From my benchmarking of the parity arrays I did last week, I already determined the best sequential write speeds hit around 120MB/s and about 13MB/s for small files. I have two arrays I need to restore, so each can maintain on average about 70MB/s for the typical file mix. When it comes to pulling files from the internet, my connection speed is 1.5 gbps, but my computer itself is connected via the 1 gbps network, so the limit is 1000 mbps. However, I am dependent on the server at my parent’s place which is their upload speed of 160mbps. (Shaw advertises 150 mbps upstream, so they actually get a more.) This is about 20MB/s at best, so transferring 35TB of data would take about 24 days.

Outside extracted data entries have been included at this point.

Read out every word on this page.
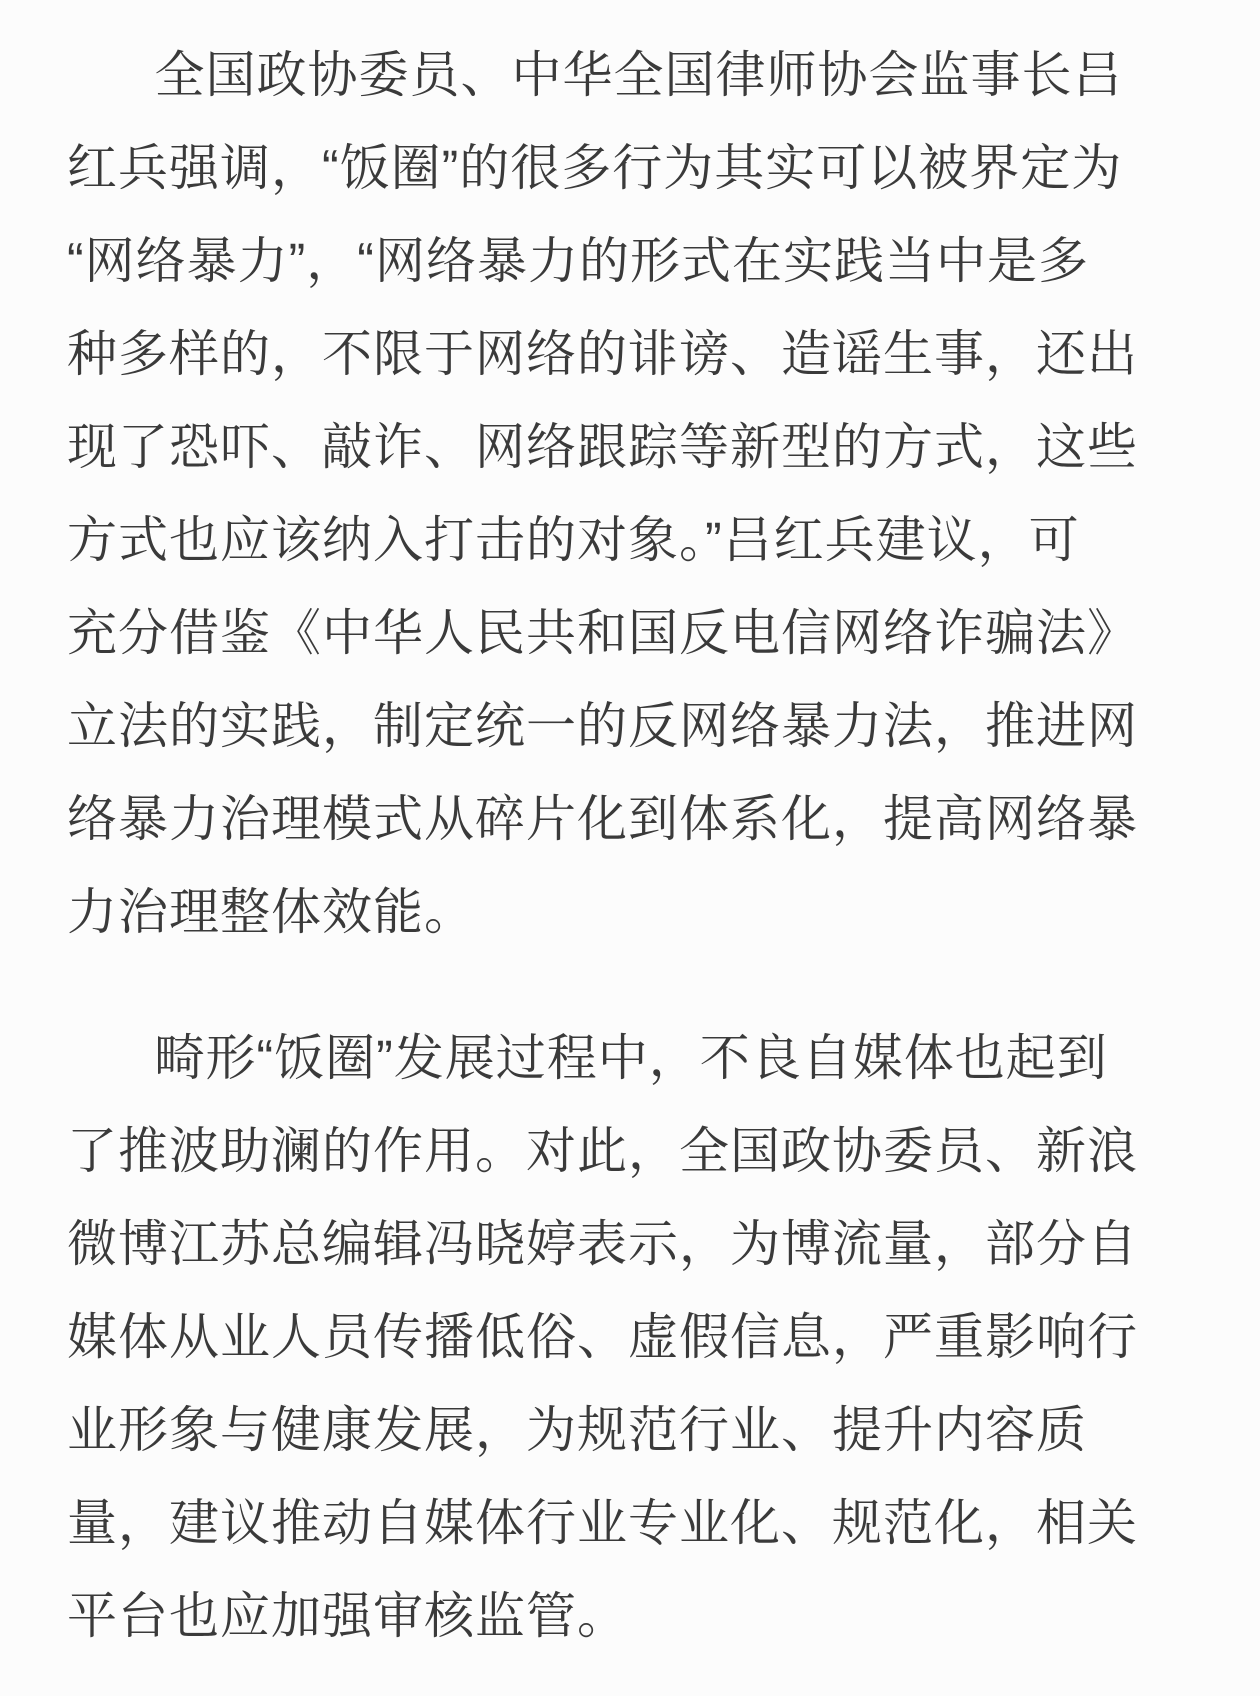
全国政协委员、中华全国律师协会监事长吕
红兵强调，“饭圈”的很多行为其实可以被界定为
“网络暴力”，“网络暴力的形式在实践当中是多
种多样的，不限于网络的诽谤、造谣生事，还出
现了恐吓、敲诈、网络跟踪等新型的方式，这些
方式也应该纳入打击的对象。”吕红兵建议，可
充分借鉴《中华人民共和国反电信网络诈骗法》
立法的实践，制定统一的反网络暴力法，推进网
络暴力治理模式从碎片化到体系化，提高网络暴
力治理整体效能。
畸形“饭圈”发展过程中，不良自媒体也起到
了推波助澜的作用。对此，全国政协委员、新浪
微博江苏总编辑冯晓婷表示，为博流量，部分自
媒体从业人员传播低俗、虚假信息，严重影响行
业形象与健康发展，为规范行业、提升内容质
量，建议推动自媒体行业专业化、规范化，相关
平台也应加强审核监管。
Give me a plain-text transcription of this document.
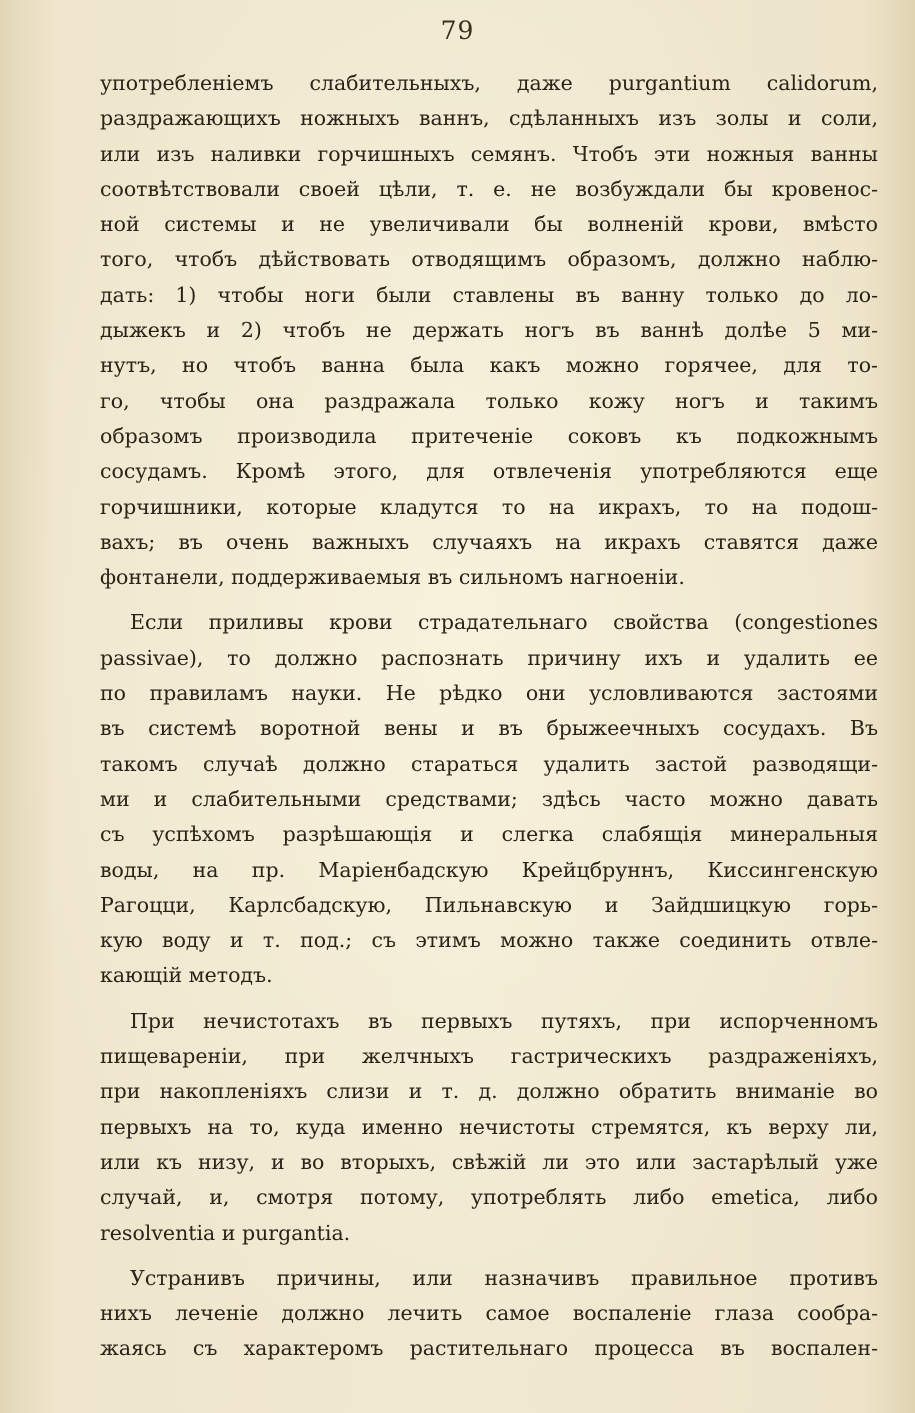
79
употребленіемъ слабительныхъ, даже purgantium calidorum,
раздражающихъ ножныхъ ваннъ, сдѣланныхъ изъ золы и соли,
или изъ наливки горчишныхъ семянъ. Чтобъ эти ножныя ванны
соотвѣтствовали своей цѣли, т. е. не возбуждали бы кровенос-
ной системы и не увеличивали бы волненій крови, вмѣсто
того, чтобъ дѣйствовать отводящимъ образомъ, должно наблю-
дать: 1) чтобы ноги были ставлены въ ванну только до ло-
дыжекъ и 2) чтобъ не держать ногъ въ ваннѣ долѣе 5 ми-
нутъ, но чтобъ ванна была какъ можно горячее, для то-
го, чтобы она раздражала только кожу ногъ и такимъ
образомъ производила притеченіе соковъ къ подкожнымъ
сосудамъ. Кромѣ этого, для отвлеченія употребляются еще
горчишники, которые кладутся то на икрахъ, то на подош-
вахъ; въ очень важныхъ случаяхъ на икрахъ ставятся даже
фонтанели, поддерживаемыя въ сильномъ нагноеніи.
Если приливы крови страдательнаго свойства (congestiones
passivae), то должно распознать причину ихъ и удалить ее
по правиламъ науки. Не рѣдко они условливаются застоями
въ системѣ воротной вены и въ брыжеечныхъ сосудахъ. Въ
такомъ случаѣ должно стараться удалить застой разводящи-
ми и слабительными средствами; здѣсь часто можно давать
съ успѣхомъ разрѣшающія и слегка слабящія минеральныя
воды, на пр. Маріенбадскую Крейцбруннъ, Киссингенскую
Рагоцци, Карлсбадскую, Пильнавскую и Зайдшицкую горь-
кую воду и т. под.; съ этимъ можно также соединить отвле-
кающій методъ.
При нечистотахъ въ первыхъ путяхъ, при испорченномъ
пищевареніи, при желчныхъ гастрическихъ раздраженіяхъ,
при накопленіяхъ слизи и т. д. должно обратить вниманіе во
первыхъ на то, куда именно нечистоты стремятся, къ верху ли,
или къ низу, и во вторыхъ, свѣжій ли это или застарѣлый уже
случай, и, смотря потому, употреблять либо emetica, либо
resolventia и purgantia.
Устранивъ причины, или назначивъ правильное противъ
нихъ леченіе должно лечить самое воспаленіе глаза сообра-
жаясь съ характеромъ растительнаго процесса въ воспален-
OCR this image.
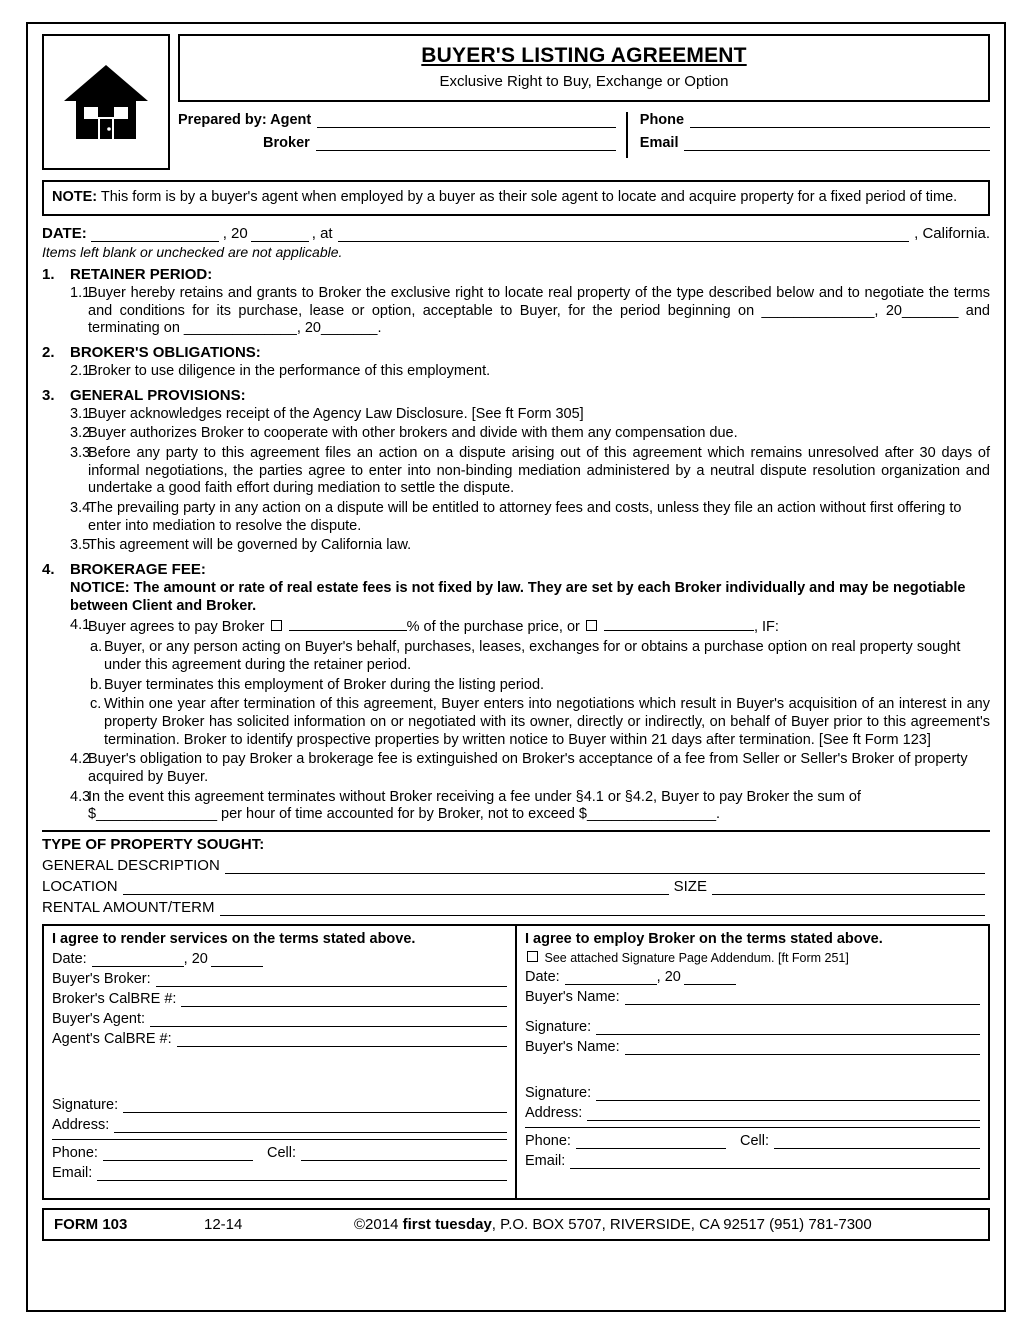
BUYER'S LISTING AGREEMENT
Exclusive Right to Buy, Exchange or Option
Prepared by: Agent
Broker
Phone
Email
NOTE: This form is by a buyer's agent when employed by a buyer as their sole agent to locate and acquire property for a fixed period of time.
DATE:	, 20	, at	, California.
Items left blank or unchecked are not applicable.
1.	RETAINER PERIOD:
1.1
Buyer hereby retains and grants to Broker the exclusive right to locate real property of the type described below and to negotiate the terms and conditions for its purchase, lease or option, acceptable to Buyer, for the period beginning on ______________, 20_______ and terminating on ______________, 20_______.
2.	BROKER'S OBLIGATIONS:
2.1
Broker to use diligence in the performance of this employment.
3.	GENERAL PROVISIONS:
3.1
Buyer acknowledges receipt of the Agency Law Disclosure. [See ft Form 305]
3.2
Buyer authorizes Broker to cooperate with other brokers and divide with them any compensation due.
3.3
Before any party to this agreement files an action on a dispute arising out of this agreement which remains unresolved after 30 days of informal negotiations, the parties agree to enter into non-binding mediation administered by a neutral dispute resolution organization and undertake a good faith effort during mediation to settle the dispute.
3.4
The prevailing party in any action on a dispute will be entitled to attorney fees and costs, unless they file an action without first offering to enter into mediation to resolve the dispute.
3.5
This agreement will be governed by California law.
4.	BROKERAGE FEE:
NOTICE: The amount or rate of real estate fees is not fixed by law. They are set by each Broker individually and may be negotiable between Client and Broker.
4.1
Buyer agrees to pay Broker	% of the purchase price, or	, IF:
a. Buyer, or any person acting on Buyer's behalf, purchases, leases, exchanges for or obtains a purchase option on real property sought under this agreement during the retainer period.
b. Buyer terminates this employment of Broker during the listing period.
c. Within one year after termination of this agreement, Buyer enters into negotiations which result in Buyer's acquisition of an interest in any property Broker has solicited information on or negotiated with its owner, directly or indirectly, on behalf of Buyer prior to this agreement's termination. Broker to identify prospective properties by written notice to Buyer within 21 days after termination. [See ft Form 123]
4.2
Buyer's obligation to pay Broker a brokerage fee is extinguished on Broker's acceptance of a fee from Seller or Seller's Broker of property acquired by Buyer.
4.3
In the event this agreement terminates without Broker receiving a fee under §4.1 or §4.2, Buyer to pay Broker the sum of $_______________ per hour of time accounted for by Broker, not to exceed $________________.
TYPE OF PROPERTY SOUGHT:
GENERAL DESCRIPTION
LOCATION	SIZE
RENTAL AMOUNT/TERM
I agree to render services on the terms stated above.
Date:	, 20
Buyer's Broker:
Broker's CalBRE #:
Buyer's Agent:
Agent's CalBRE #:
Signature:
Address:
Phone:	Cell:
Email:
I agree to employ Broker on the terms stated above.
See attached Signature Page Addendum. [ft Form 251]
Date:	, 20
Buyer's Name:
Signature:
Buyer's Name:
Signature:
Address:
Phone:	Cell:
Email:
FORM 103	12-14	©2014 first tuesday, P.O. BOX 5707, RIVERSIDE, CA 92517 (951) 781-7300
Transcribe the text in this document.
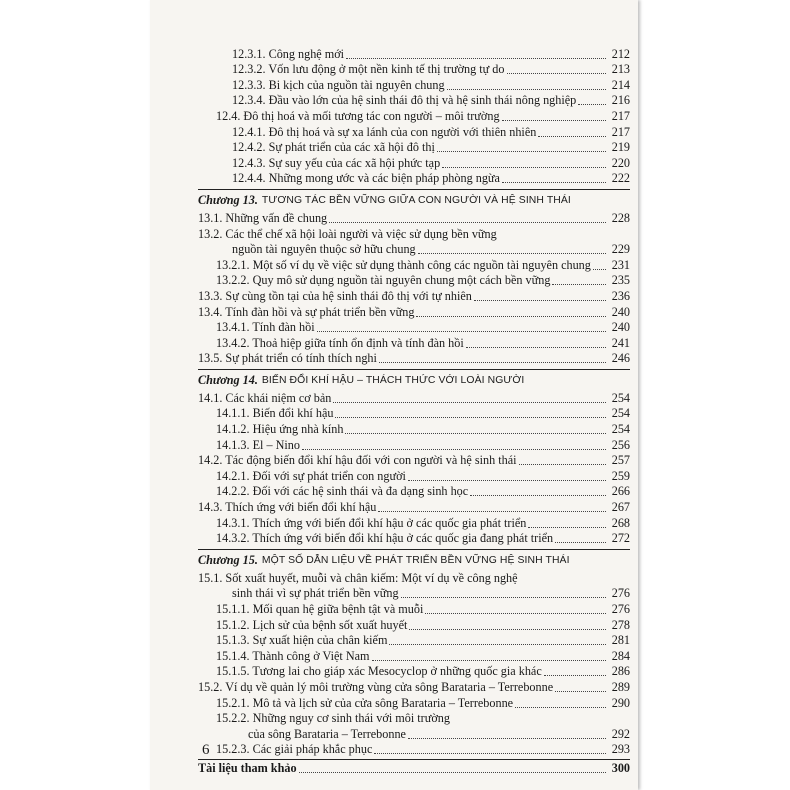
12.3.1. Công nghệ mới	212
12.3.2. Vốn lưu động ở một nền kinh tế thị trường tự do	213
12.3.3. Bi kịch của nguồn tài nguyên chung	214
12.3.4. Đầu vào lớn của hệ sinh thái đô thị và hệ sinh thái nông nghiệp	216
12.4. Đô thị hoá và mối tương tác con người – môi trường	217
12.4.1. Đô thị hoá và sự xa lánh của con người với thiên nhiên	217
12.4.2. Sự phát triển của các xã hội đô thị	219
12.4.3. Sự suy yếu của các xã hội phức tạp	220
12.4.4. Những mong ước và các biện pháp phòng ngừa	222
Chương 13. TƯƠNG TÁC BỀN VỮNG GIỮA CON NGƯỜI VÀ HỆ SINH THÁI
13.1. Những vấn đề chung	228
13.2. Các thể chế xã hội loài người và việc sử dụng bền vững
nguồn tài nguyên thuộc sở hữu chung	229
13.2.1. Một số ví dụ về việc sử dụng thành công các nguồn tài nguyên chung	231
13.2.2. Quy mô sử dụng nguồn tài nguyên chung một cách bền vững	235
13.3. Sự cùng tồn tại của hệ sinh thái đô thị với tự nhiên	236
13.4. Tính đàn hồi và sự phát triển bền vững	240
13.4.1. Tính đàn hồi	240
13.4.2. Thoả hiệp giữa tính ổn định và tính đàn hồi	241
13.5. Sự phát triển có tính thích nghi	246
Chương 14. BIẾN ĐỔI KHÍ HẬU – THÁCH THỨC VỚI LOÀI NGƯỜI
14.1. Các khái niệm cơ bản	254
14.1.1. Biến đổi khí hậu	254
14.1.2. Hiệu ứng nhà kính	254
14.1.3. El – Nino	256
14.2. Tác động biến đổi khí hậu đối với con người và hệ sinh thái	257
14.2.1. Đối với sự phát triển con người	259
14.2.2. Đối với các hệ sinh thái và đa dạng sinh học	266
14.3. Thích ứng với biến đổi khí hậu	267
14.3.1. Thích ứng với biến đổi khí hậu ở các quốc gia phát triển	268
14.3.2. Thích ứng với biến đổi khí hậu ở các quốc gia đang phát triển	272
Chương 15. MỘT SỐ DẪN LIỆU VỀ PHÁT TRIỂN BỀN VỮNG HỆ SINH THÁI
15.1. Sốt xuất huyết, muỗi và chân kiếm: Một ví dụ về công nghệ
sinh thái vì sự phát triển bền vững	276
15.1.1. Mối quan hệ giữa bệnh tật và muỗi	276
15.1.2. Lịch sử của bệnh sốt xuất huyết	278
15.1.3. Sự xuất hiện của chân kiếm	281
15.1.4. Thành công ở Việt Nam	284
15.1.5. Tương lai cho giáp xác Mesocyclop ở những quốc gia khác	286
15.2. Ví dụ về quản lý môi trường vùng cửa sông Barataria – Terrebonne	289
15.2.1. Mô tả và lịch sử của cửa sông Barataria – Terrebonne	290
15.2.2. Những nguy cơ sinh thái với môi trường
của sông Barataria – Terrebonne	292
15.2.3. Các giải pháp khắc phục	293
Tài liệu tham khảo	300
6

Well, I figured out a few ways to improve the transfer which should cut down the time it will take for the full restoration.
- Use a HDD and physically shuttle back and forth. – I have a 16TB drive and I am just copying one set of data of about 7.3TB. I didn’t have a eSATA, and I didn’t want to take apart my computer, so I settled for USB. I’m using an external drive dock USB 3.2 which can do 5 gbps. i.e. 600MB/s which is typical max SATA3 speed. A HDD would max around half that speed anyway. However, didn’t have USB 3.2 on the server, so I didn’t want to go to USB 2.0 as that would choke the speed a significant amount. I realized that I could plug the drive into a newer computer on the network and then I would be limited to the 1000 mbps network. This I felt was acceptable. While copying though, on sustained writes it would peak around the 1000mbps, but while copying the small files, the drive often dips below 10MB/s, so the network speed became less of the bottleneck. It’s the tiny files that are the culprit. I then came up with the idea where I copy just the large files (50MB and up) to the HDD. This makes up 92% of the data, and it would average much higher speeds of over 80MB/s. The smaller 7.3TB data would still take over well over a day to copy.
- A second source of the data over the internet. – My sister also has the same data on her system. She has identical internet which is capped at 160 mbps. Having both syncing to my computer achieves over 300 mbps, so I’m getting about 30MB/s.
The HDD is actually limited if you only have one drive. You need the same amount of time to download the data back the target computer, so effective speed would be half = 40MB/s. As mentioned, I moved only large files of 50MB or more. What about the small files? Syncthing will handle bringing in the small files since it will be channeled through the smaller internet speed limitation.
It’s good that I have three copies of the data, because over the next couple of weeks, I would have been vulnerable to permanent data loss if the one server breaks down.